Я был недоволен этим миром, а он — прекрасен, Творец лишь совершенствует его и оскверняет его только зло человеческое, которого источник — моя похоть, желание обладать, повелевать по своей воле, — а это и не может удастся.

Я пренебрегал своим разумом, всеми чувствами, — подчинился опять тлишь похоти, лишая мир Божественного смысла, отказываясь глядеть на него. Тогда я вообще стоял и недоумевал: куда же все делось? Не сошел ли я с ума. Почему я ничего не соединяю, не понимаю? А открой глаза, удерживая язык от гордыни, откажись считать себя центром мира, его значением и добром: и он вновь разумно и необходимо воссоединится.

А сколько напорчено в мире мной! Откуда сожаление, нерешимость отказаться и покаяться в этом зле, остаться — рабом Господу, пока он не скажет отпускаются тебе грехи твои, и не раньше, не увиливая, и не ищу лазейки. Ведь столько во мне грязи и восстания, что только железом можно сковать. И вот мир — бриллиант, моя жизнь и способности — блестящие таланты, а я раб, грязный. Подлый. Но есть Царь!

День сорок третий. Источник живота. 18.IV.76

Странными и искусственными казались слова: из чрева тех потекут потоки воды живы.

Но вот, я стою перед распятием и вновь наслаждаюсь тем потоком, который наполняет мир, оживляет его, соединяет его, сглаживает и делает сказочно, чудесно реальным. Без видения этого потока, то есть большую часть жизни, мы, сами того не замечая, проводим время в разбросанных точно на сюрреалистических картинах вещах, без другого смысла кроме мимолетного удовлетворения страстей.
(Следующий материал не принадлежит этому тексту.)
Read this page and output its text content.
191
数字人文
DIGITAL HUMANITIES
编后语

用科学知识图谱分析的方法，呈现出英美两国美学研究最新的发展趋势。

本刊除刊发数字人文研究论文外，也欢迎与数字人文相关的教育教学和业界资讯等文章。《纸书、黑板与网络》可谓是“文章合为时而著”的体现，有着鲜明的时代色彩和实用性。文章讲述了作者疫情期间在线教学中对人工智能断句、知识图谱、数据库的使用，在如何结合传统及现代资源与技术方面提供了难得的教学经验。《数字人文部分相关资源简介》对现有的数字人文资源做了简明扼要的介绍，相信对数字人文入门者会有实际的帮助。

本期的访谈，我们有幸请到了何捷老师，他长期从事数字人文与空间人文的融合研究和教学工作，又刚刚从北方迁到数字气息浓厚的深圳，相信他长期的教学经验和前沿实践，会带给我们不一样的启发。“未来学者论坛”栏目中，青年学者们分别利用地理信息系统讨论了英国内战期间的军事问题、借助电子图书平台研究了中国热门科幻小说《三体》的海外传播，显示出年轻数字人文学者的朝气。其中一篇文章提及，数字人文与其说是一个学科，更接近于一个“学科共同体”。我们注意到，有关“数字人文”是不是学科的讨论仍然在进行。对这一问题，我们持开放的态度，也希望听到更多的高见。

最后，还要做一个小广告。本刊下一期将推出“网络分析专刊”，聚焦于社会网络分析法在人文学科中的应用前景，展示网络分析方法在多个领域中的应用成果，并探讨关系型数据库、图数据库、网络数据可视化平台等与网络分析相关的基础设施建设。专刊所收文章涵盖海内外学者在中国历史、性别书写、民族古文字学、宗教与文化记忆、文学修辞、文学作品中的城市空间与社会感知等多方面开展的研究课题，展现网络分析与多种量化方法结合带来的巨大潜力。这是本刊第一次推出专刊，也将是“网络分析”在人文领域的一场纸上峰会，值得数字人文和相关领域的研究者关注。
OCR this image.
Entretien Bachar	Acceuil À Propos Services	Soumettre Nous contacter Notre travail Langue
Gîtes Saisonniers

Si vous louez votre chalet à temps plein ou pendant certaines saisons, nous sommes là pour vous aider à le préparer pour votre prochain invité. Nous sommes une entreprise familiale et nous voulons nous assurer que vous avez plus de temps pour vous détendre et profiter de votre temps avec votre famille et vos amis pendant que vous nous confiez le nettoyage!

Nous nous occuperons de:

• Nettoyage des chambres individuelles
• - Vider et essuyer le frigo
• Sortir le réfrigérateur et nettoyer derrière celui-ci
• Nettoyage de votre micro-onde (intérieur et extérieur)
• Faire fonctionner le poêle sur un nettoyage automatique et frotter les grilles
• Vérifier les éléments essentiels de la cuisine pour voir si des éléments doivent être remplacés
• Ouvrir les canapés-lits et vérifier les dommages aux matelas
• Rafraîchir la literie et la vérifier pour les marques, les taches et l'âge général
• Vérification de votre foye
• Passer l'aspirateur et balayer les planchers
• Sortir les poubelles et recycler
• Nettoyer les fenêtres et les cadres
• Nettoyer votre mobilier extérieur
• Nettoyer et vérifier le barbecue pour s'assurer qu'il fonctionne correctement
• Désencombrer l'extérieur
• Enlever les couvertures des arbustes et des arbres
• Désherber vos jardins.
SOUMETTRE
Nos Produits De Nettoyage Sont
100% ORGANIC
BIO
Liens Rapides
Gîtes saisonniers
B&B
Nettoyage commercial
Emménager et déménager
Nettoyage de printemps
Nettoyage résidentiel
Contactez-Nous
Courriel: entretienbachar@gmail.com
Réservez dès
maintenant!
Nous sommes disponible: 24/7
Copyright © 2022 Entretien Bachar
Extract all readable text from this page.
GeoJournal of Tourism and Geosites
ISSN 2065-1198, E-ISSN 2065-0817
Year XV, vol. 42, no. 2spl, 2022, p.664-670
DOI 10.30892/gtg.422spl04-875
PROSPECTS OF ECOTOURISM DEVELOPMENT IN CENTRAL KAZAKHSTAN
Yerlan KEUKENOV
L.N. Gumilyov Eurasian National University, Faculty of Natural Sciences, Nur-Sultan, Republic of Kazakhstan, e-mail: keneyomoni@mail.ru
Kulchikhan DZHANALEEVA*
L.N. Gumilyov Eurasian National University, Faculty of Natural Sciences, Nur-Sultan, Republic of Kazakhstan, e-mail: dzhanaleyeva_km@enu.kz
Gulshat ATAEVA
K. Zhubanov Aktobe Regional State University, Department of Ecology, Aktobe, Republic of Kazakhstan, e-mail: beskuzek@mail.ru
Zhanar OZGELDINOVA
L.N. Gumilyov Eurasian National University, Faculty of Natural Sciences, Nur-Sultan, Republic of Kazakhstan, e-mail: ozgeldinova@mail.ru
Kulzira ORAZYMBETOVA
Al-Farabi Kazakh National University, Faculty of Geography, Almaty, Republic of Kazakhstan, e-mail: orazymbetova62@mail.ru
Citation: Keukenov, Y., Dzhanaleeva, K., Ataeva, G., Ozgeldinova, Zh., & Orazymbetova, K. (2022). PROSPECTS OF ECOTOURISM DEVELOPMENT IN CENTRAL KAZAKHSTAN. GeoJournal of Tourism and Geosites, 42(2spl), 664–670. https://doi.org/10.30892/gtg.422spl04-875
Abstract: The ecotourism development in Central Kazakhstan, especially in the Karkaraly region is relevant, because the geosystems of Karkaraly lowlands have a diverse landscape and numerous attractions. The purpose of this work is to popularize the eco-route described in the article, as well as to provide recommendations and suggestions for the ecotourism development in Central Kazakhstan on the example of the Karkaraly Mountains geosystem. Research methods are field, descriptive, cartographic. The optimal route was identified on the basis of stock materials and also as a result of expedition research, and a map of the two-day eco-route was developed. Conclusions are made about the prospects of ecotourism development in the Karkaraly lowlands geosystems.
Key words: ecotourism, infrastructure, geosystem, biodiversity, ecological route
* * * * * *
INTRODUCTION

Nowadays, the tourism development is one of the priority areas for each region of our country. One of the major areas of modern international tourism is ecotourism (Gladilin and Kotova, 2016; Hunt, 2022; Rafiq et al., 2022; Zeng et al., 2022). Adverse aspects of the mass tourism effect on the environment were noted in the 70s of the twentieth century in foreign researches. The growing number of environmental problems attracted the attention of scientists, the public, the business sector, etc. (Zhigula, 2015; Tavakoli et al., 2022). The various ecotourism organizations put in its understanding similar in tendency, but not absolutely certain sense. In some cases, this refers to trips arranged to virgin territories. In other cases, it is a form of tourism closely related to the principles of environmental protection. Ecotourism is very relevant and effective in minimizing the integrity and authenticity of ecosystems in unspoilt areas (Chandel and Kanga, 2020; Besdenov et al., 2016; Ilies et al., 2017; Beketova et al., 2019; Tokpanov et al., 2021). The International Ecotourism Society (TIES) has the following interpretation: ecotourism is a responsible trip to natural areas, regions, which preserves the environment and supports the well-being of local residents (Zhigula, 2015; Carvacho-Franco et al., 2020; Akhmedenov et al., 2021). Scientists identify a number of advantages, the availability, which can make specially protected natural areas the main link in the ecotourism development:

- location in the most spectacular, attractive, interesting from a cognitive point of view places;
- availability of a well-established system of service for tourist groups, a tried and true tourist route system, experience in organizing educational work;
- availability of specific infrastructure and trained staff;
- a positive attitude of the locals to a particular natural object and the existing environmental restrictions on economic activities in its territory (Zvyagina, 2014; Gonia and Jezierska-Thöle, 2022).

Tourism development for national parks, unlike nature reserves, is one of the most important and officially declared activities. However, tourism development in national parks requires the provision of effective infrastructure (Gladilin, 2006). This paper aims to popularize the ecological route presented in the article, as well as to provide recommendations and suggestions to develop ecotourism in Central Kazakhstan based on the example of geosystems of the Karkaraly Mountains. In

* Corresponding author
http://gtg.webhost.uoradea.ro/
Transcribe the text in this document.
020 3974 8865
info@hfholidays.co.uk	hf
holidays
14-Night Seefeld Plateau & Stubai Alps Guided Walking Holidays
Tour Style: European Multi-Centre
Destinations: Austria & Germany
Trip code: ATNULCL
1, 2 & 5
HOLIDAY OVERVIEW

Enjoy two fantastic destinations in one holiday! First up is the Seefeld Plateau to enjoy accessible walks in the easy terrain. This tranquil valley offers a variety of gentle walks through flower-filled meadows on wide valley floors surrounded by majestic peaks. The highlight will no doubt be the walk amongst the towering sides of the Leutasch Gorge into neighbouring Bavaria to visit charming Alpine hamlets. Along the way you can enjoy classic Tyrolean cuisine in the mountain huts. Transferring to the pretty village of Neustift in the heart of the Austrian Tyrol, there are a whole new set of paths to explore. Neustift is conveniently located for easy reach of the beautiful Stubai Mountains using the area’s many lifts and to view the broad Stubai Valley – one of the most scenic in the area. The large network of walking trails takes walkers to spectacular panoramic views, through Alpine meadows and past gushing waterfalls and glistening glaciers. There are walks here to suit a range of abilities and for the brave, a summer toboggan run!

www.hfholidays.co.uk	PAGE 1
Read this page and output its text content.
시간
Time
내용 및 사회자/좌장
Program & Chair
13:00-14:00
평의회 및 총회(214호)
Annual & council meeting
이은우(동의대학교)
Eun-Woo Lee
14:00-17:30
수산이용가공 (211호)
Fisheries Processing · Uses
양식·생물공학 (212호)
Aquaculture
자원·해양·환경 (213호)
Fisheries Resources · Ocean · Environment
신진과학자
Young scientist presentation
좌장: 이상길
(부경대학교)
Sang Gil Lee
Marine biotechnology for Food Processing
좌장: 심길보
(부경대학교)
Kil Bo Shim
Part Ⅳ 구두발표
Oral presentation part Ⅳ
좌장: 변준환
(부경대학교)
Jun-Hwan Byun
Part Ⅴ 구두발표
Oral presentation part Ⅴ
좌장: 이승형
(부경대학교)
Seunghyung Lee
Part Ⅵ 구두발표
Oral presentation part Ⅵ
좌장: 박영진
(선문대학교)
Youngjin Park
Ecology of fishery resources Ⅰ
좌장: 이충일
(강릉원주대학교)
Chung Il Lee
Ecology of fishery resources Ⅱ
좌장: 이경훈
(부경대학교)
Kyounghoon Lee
Источник живота, знаю, что этим видением ты не прощаешь мои грехи. Но слава Тебе, Господи, что Ты даешь в противовес даже моей колоссальной лени такую массу благодати, что я не могу оторваться от ее потока взглядом, что Ты приоткрываешь за чтением глубину моей косности и Твоего величия, таинственности, многогранности. Как лань стремится к потоку воды, так душа безотчетно ,против воли тела, стремится к Тебе, и это стремление, называется единственно истинным, и все хочется оставить, все зло, предрассудки, гордость, ради Твоего источника. Не знаю, что это за источник, знаю, что в нем всегда была моя жизнь и моя суть, мой дух, что все хорошее мое — всегда оттуда, чаще всего, раньше, чем я это пойму, и это почувствую.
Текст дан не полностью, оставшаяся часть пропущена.